Built by Electroimpact Inc., ISAAC is a modified version of a standard KUKA industrial robot. One of its key features is a large, rotating, disc-like head. The head is typically loaded with as many as 16 spools of carbon-fibre ribbon. The head isn’t a permanent fixture, however. It can be detached and replaced with identical ones loaded with different tools. As a result, transforming the system to work on a new job can be fast.
The idea to bring a composite-building robot to Langley grew from work by Chauncey Wu, a structural mechanics engineer at Langley who studied composites 20 years ago as part of his doctoral dissertation. Wu saw many advantages to tailoring, or steering, carbon fibres in custom patterns to make stronger aircraft or spacecraft bodies.
Manufacturers take carbon fibres smaller than human hairs and combine them with partially cured epoxy resins, to create narrow ribbons. These ribbons are the raw material used in many carbon-fibre composite materials. In ISAAC’s case, the ribbons are loaded onto the robot’s rotating head where they can be fused together in sheets according to precise patterns, directions or arrangements. Those sheets are layered, one on top of the other, and eventually fully cured into one solid, durable mass.
The new composites robot gives researchers more flexibility in arranging the ribbons and the fibres they contain. Conventional composites used in existing vehicles consist of many layers of fibres oriented at 0, 45 and 90 degrees. ISAAC can lay them down along a curving path, following a pattern designed to increase strength and performance.

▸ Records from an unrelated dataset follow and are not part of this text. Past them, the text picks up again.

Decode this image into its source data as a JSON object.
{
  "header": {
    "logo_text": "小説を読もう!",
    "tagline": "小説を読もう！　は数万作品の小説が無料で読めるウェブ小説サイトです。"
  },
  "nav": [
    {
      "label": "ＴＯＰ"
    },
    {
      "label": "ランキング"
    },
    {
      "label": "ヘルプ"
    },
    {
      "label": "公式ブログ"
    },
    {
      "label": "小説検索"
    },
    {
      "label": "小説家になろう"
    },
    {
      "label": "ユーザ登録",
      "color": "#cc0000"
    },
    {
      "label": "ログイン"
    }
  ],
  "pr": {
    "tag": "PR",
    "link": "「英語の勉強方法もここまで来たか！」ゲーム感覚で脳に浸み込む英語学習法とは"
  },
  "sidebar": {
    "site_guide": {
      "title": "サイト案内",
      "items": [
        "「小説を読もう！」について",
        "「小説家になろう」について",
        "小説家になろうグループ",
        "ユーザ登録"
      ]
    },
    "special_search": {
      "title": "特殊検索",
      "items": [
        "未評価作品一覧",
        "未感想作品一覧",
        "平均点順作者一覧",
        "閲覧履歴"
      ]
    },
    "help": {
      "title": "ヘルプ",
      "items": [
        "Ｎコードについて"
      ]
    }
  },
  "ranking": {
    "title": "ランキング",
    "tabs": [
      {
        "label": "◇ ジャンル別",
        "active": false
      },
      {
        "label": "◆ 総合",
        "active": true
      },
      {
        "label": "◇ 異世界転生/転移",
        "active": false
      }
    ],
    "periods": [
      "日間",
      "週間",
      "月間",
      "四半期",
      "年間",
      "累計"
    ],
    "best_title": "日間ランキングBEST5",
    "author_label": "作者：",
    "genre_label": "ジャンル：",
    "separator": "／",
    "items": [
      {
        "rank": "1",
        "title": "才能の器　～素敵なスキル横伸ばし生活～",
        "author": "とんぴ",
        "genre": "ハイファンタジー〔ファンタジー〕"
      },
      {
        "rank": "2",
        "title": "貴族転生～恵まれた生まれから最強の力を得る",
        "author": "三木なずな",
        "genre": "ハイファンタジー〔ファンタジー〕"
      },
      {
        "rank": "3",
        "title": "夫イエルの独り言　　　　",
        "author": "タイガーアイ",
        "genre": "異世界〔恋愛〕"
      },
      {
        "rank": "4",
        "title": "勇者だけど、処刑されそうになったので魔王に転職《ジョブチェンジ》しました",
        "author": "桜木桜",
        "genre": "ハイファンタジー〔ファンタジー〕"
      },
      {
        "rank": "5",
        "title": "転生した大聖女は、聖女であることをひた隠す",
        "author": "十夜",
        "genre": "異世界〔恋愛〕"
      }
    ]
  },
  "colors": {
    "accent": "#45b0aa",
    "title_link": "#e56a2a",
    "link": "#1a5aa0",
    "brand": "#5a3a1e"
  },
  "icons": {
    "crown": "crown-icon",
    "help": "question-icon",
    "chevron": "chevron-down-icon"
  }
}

ISAAC’s first assignments will be working for the Aeronautics Research Mission Directorate’s Advanced Composites Project and the Space Technology Mission Directorate’ Composites for Exploration Upper Stage. ISAAC may be also asked to build flight-quality hardware, scaled-down models of aircraft and spacecraft for research purposes, aeroelastically tailored structures for wind tunnel tests — even wind tunnel fan blades and helicopter rotor blades. The team is also looking at how the robot could be used to build metal parts or structures.